Os números tornam-se ainda mais alarmantes entre pessoas de 15 a 24 anos, com taxas de desemprego atingindo níveis recordes de cerca de 36,7%, o que significa que mais de um terço dos jovens dessa faixa etária estão diretamente desempregados. No entanto, ativistas da sociedade civil argumentam que mesmo esses números são enganosos. De acordo com o relatório anual da Associação Marroquina de Direitos Humanos , os jovens são forçados a ingressar no setor informal, descrito como um “refúgio de emergência”, que carece de elementos básicos de trabalho decente e proteção social.

A situação dos detentores de diplomas é outro problema que complica ainda mais a situação econômica do país, com uma taxa de desemprego de cerca de 19,6%, confirmando uma profunda lacuna estrutural entre a produção do sistema educacional e as necessidades do mercado de trabalho.

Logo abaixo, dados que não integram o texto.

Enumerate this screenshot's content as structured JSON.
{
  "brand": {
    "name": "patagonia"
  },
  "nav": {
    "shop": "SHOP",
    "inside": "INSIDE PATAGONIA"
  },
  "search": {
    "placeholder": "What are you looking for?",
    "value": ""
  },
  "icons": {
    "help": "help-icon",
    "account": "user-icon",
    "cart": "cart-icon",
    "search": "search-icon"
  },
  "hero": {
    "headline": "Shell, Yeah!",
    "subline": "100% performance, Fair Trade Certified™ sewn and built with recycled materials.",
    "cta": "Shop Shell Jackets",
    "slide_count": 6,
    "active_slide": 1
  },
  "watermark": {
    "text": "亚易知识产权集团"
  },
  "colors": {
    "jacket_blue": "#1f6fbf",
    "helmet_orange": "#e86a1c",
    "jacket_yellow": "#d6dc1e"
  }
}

Essa contradição entre os esforços árduos e os anos de estudo dos jovens, por um lado, e a falta de perspectivas profissionais, por outro, provocou frustração pública sobre um futuro sombrio.

Portanto, as principais reivindicações dos manifestantes não se limitam à criação de oportunidades de emprego no setor público, mas sim ao trabalho em planos e programas reais e sustentáveis ​​para gerar empregos de valor agregado em outros setores produtivos.

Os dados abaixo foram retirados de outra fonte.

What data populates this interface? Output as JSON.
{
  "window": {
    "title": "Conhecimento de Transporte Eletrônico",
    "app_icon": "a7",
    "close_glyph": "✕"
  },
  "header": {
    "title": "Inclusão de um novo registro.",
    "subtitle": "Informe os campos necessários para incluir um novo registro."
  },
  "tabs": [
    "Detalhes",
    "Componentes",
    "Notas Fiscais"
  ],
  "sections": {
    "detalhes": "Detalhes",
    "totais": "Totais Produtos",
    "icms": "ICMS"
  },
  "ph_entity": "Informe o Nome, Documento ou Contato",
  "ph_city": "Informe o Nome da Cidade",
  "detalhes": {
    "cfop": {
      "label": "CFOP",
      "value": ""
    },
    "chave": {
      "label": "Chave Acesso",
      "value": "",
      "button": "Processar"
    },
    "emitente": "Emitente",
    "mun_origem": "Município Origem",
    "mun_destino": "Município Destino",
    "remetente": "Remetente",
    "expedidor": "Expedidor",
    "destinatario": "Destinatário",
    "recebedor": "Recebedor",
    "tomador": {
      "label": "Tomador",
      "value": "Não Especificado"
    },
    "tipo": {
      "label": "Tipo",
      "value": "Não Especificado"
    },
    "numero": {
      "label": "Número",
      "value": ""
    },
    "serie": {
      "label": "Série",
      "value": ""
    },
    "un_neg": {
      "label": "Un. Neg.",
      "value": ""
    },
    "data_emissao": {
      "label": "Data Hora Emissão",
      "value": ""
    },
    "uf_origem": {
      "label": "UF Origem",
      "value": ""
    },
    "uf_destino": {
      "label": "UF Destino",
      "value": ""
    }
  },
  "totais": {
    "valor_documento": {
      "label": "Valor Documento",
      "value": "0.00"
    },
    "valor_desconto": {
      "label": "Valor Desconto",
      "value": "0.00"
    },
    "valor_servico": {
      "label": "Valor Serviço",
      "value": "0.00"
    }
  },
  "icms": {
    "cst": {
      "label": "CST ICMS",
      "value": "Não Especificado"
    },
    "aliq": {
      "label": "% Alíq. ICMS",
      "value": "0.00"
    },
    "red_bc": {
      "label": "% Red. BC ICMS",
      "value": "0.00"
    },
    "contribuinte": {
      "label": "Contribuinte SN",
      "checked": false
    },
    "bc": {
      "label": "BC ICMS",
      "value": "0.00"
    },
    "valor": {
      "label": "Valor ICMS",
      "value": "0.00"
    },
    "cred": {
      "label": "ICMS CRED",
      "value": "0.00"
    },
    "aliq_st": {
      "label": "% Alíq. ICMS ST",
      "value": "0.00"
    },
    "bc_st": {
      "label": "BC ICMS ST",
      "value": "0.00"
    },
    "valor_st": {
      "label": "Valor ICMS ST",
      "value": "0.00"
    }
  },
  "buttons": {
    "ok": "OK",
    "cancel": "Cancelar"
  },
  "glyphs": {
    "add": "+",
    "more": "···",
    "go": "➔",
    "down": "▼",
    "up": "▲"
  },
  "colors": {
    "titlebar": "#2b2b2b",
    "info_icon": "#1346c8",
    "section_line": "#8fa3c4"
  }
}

Os manifestantes também pediram o combate à corrupção, pois ela constitui uma grande barreira à distribuição justa de oportunidades de emprego e riqueza, e a implementação de responsabilidade e transparência financeira abrangente.

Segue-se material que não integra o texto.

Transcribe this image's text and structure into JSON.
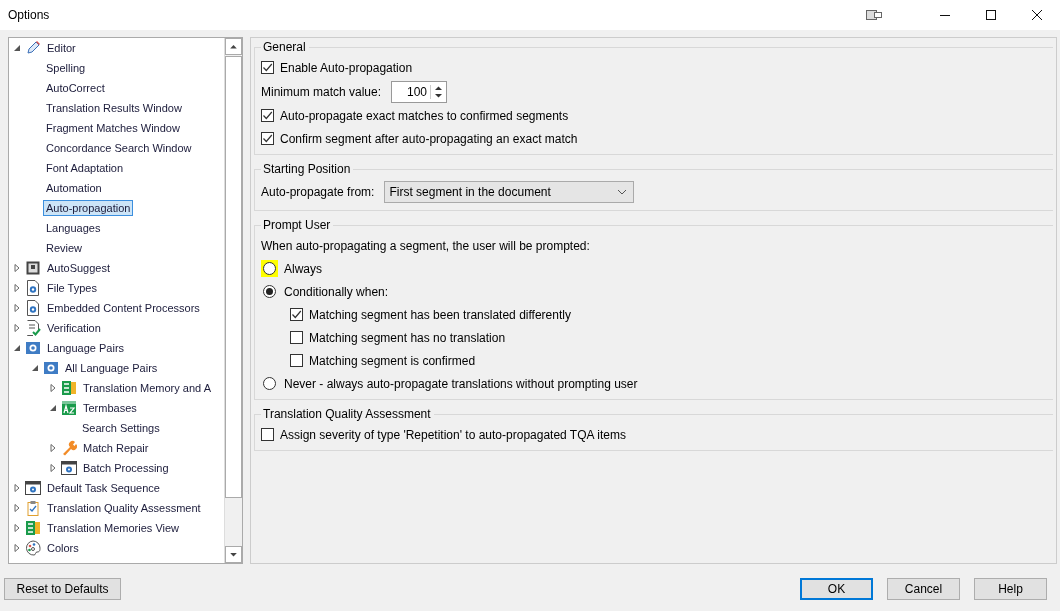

O Projeto de Lei nº 59.24 sobre o ensino superior e a pesquisa científica no Marrocos, submetido ao parlamento marroquino no final de setembro de 2025, provocou ainda mais a ira de estudantes e sindicatos educacionais. Muitas organizações consideraram o projeto de lei um retrocesso em relação às conquistas da universidade marroquina e uma ameaça à sua independência.

O projeto de lei foi criticado principalmente por ter sido formulado unilateralmente, sem o envolvimento real das principais partes interessadas, como professores e alunos, e também por não ter sido submetido à consulta pública. Sindicatos e organizações estudantis têm apresentado queixas sobre a natureza democrática do processo legislativo.

Em particular, os artigos 71, 72 e 73 do projeto enfrentaram ampla rejeição por parte dos órgãos estudantis. Esses artigos limitam o direito de organização dentro das instituições universitárias, minando a liberdade de expressão e a filiação política dos estudantes. Além disso, organizações educacionais argumentam que esses artigos abrem caminho para a privatização das universidades públicas, o que fecharia as universidades para os jovens marroquinos da sociedade em geral.

As demandas dos protestos se concentram em garantir educação pública gratuita e de qualidade para todos, pedindo reformas curriculares abrangentes para se alinhar às necessidades do mercado de trabalho moderno, evitando salas de aula superlotadas e fornecendo infraestrutura básica em áreas rurais e remotas, incluindo dormitórios e transporte escolar.

Marrocos se levanta contra a exclusão e a desigualdade

Os protestos em massa testemunhados nas ruas do Marrocos, que provavelmente continuarão, não surgiram do nada, mas resultaram de políticas históricas que contribuíram para níveis recordes de desemprego entre os jovens e para a deterioração de serviços sociais essenciais, incluindo saúde e educação. Os gastos extravagantes com a Copa do Mundo e com a infraestrutura de entretenimento revelam claramente as prioridades do Estado e sua incapacidade de investir na população e em seus meios de subsistência.